Los orgullos crean más cerrazones en el espíritu que otras miserias en que podamos enfangarnos. Por eso el que se había ido lejos fue humildad para reconocer por qué había llegado aquella situación y su deseo era estar de nuevo al lado del padre aunque él no se supiera merecedor. Volveré a la casa de mi padre y le diré, Padre he pecado contra el cielo y contra ti. Para él había una túnica nueva, un traje de fiesta que volver a vestir, para él había de nuevo el anillo que le devolvió la dignidad, para él había un banquete de fiesta porque en fin de cuentas finalmente había optado por la vida y el padre se alegraba porque había recobrado vivo a aquel hijo que le parecía muerto.

Los orgullos ponen barreras a los pasos que tendríamos que dar; el orgullo nos impedirá reconocer incluso al hermano y lo que es la dignidad de cada persona sea cual sea el estado en que se encuentre; el orgullo nos volverá en contra de aquello o de aquellos a los que más amamos o tendríamos que amar, porque ya no sabremos entrar en la onda del amor. El padre quiere que participe de aquel banquete, de aquella alegría y aquella fiesta, pero el corazón sigue enfermo y mientras no se sane el corazón no llegaremos a tener la grandeza de espíritu que nos haga reconocer nuestros errores y nos haga valorar a los que están a nuestro sean quienes sean, porque siempre serán unos hermanos.

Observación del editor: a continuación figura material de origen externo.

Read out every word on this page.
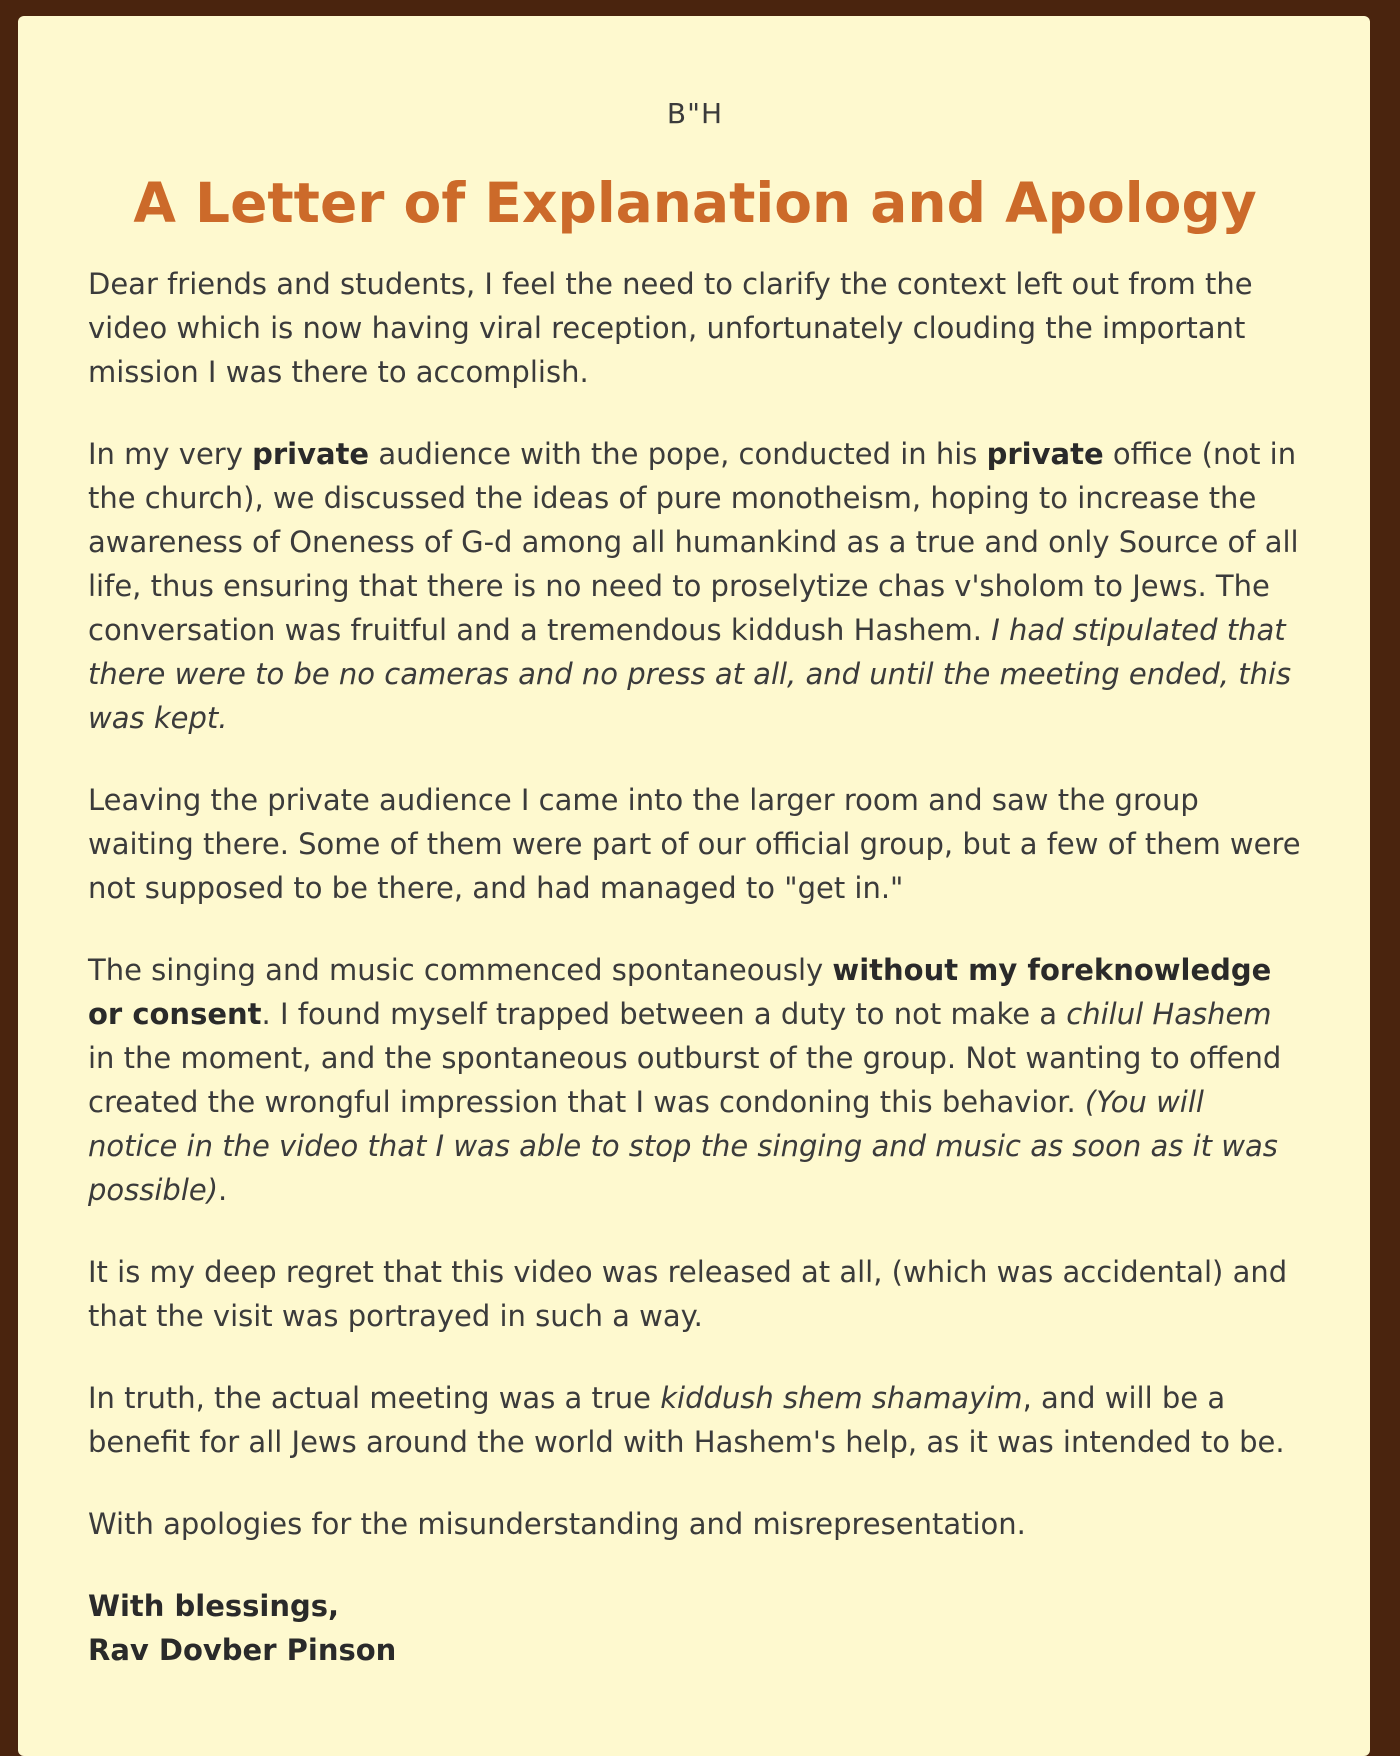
B"H
A Letter of Explanation and Apology

Dear friends and students, I feel the need to clarify the context left out from the video which is now having viral reception, unfortunately clouding the important mission I was there to accomplish.

In my very private audience with the pope, conducted in his private office (not in the church), we discussed the ideas of pure monotheism, hoping to increase the awareness of Oneness of G-d among all humankind as a true and only Source of all life, thus ensuring that there is no need to proselytize chas v'sholom to Jews. The conversation was fruitful and a tremendous kiddush Hashem. I had stipulated that there were to be no cameras and no press at all, and until the meeting ended, this was kept.

Leaving the private audience I came into the larger room and saw the group waiting there. Some of them were part of our official group, but a few of them were not supposed to be there, and had managed to "get in."

The singing and music commenced spontaneously without my foreknowledge or consent. I found myself trapped between a duty to not make a chilul Hashem in the moment, and the spontaneous outburst of the group. Not wanting to offend created the wrongful impression that I was condoning this behavior. (You will notice in the video that I was able to stop the singing and music as soon as it was possible).

It is my deep regret that this video was released at all, (which was accidental) and that the visit was portrayed in such a way.

In truth, the actual meeting was a true kiddush shem shamayim, and will be a benefit for all Jews around the world with Hashem's help, as it was intended to be.

With apologies for the misunderstanding and misrepresentation.

With blessings,
Rav Dovber Pinson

Qué tremendo retrato nos está haciendo la parábola, sí, de nosotros y de nuestra situación. Quiere abrir caminos para nuestros pasos de retorno y de reencuentro. Y es que por el contra tenemos el más hermoso retrato de Dios. Es el Padre que nos ama y nos espera, es el padre que nos restituye siempre nuestra dignidad y nuestra grandeza, es el padre que sale también a la puerta y al camino, allí donde nos hemos marchado o donde nos hemos quedado paralizados, porque los últimos pasos siempre podemos darlos empujados y levantados por el abrazo de su amor.